The two classes ByteRecord and CharRecord have an underlying buffer and define

  • a record with Fields of fixed length, name, and some starting position in the record,
  • access methods (setters and getters) for these fields,
  • EBCDIC and packed decimal conversion in the case of ByteRecord, and all Java defined character encodings in the case of CharRecord,
  • methods for reading and writing such a record from/to a file,
  • methods for XML encoding of a record and corresponding parsing.

These two classes were developped mainly for the processing of records in conventional (legacy) file formats. RecordBase is the abstract superclass for both.

As a convenience. there is a third class BeanRecord which has no underlying record buffer, and which allows to define fields (properties) with only a few standard Java types: long, String, java.sql.Date and java.sql.Timestamp.

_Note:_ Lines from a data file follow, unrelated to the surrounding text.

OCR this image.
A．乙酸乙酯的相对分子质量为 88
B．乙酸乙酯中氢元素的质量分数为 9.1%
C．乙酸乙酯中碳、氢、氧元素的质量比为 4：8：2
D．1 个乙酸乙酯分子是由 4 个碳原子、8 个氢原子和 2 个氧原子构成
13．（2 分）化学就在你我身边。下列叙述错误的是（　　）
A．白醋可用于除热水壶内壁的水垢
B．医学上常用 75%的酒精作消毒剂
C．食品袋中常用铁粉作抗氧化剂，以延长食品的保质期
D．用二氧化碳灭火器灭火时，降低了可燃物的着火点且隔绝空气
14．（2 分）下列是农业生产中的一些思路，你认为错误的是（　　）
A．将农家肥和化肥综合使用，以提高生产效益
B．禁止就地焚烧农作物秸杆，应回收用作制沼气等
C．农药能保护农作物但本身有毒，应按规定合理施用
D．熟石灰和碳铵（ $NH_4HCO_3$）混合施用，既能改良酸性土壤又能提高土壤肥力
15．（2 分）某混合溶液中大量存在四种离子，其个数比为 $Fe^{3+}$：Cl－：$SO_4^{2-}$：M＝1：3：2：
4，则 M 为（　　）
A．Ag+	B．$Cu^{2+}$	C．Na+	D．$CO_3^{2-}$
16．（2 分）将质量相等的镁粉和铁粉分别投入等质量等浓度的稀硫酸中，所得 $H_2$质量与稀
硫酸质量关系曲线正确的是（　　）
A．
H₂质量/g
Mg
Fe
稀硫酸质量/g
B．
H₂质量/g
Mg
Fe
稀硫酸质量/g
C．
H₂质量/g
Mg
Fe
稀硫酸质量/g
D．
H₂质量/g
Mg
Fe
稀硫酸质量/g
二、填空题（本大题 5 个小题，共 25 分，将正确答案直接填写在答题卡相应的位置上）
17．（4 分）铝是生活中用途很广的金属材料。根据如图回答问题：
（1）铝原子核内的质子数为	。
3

The access and XML conversion methods are similiar to those of the two record classes based on buffers.

The four record classes mentioned above share much common code, and are therefore generated from a file Records.txt with the standalone program LineSplitter.


The transformation to and from XML is handled by specific classes derived from ByteTransformer and CharTransformer respectively, which are both derived from BaseTransformer. The main methods in these classes are

  • generate() which creates an XML file from the foreign file format, and
  • serialize() which creates the foreign file format back from an XML file.

The latter method uses a standard SAX parser.

Implementors are encouraged to define both transformation directions wherever possible, and to test the identical reproduction of the foreign file format from XML instances.

XML Record Specification

The record and transformer classes can be used independantly from each other, but for legacy file formats from z/OS and COBOL, they are normally combined. Abstraction is further raised by the possibility to define a record via an XML description. In this case, the specific Java record class derived from ByteRecord or CharRecord is completely generated with the aid of the XSLT stylesheet genBean.xsl found in the etc/xslt subdirectory of the source distribution. The etc/spec contains examples for XML record definitions, among them one for the German DTA format.

The XML specification allows to define:

  • general attributes of the record like name, type (Byte, Char, or Bean),
  • variants of overlaying subrecords,
  • arrays of fields, and
  • fields with name, length, type (num, decimal, ebcdic, string etc.), remark, and optional offset in the record buffer.

XML generation from the record's fields and SAX parsing is already predefined in the generated record class. The transformer must still be written manually, but apart from a very simple standard pattern it will only contain specific operations like file handling or checksum computation, for example.


For simple tabular record specification there is a possiblity to generate an SQL CREATE statement with the genBean.xsl stylesheet also found in etc/spec.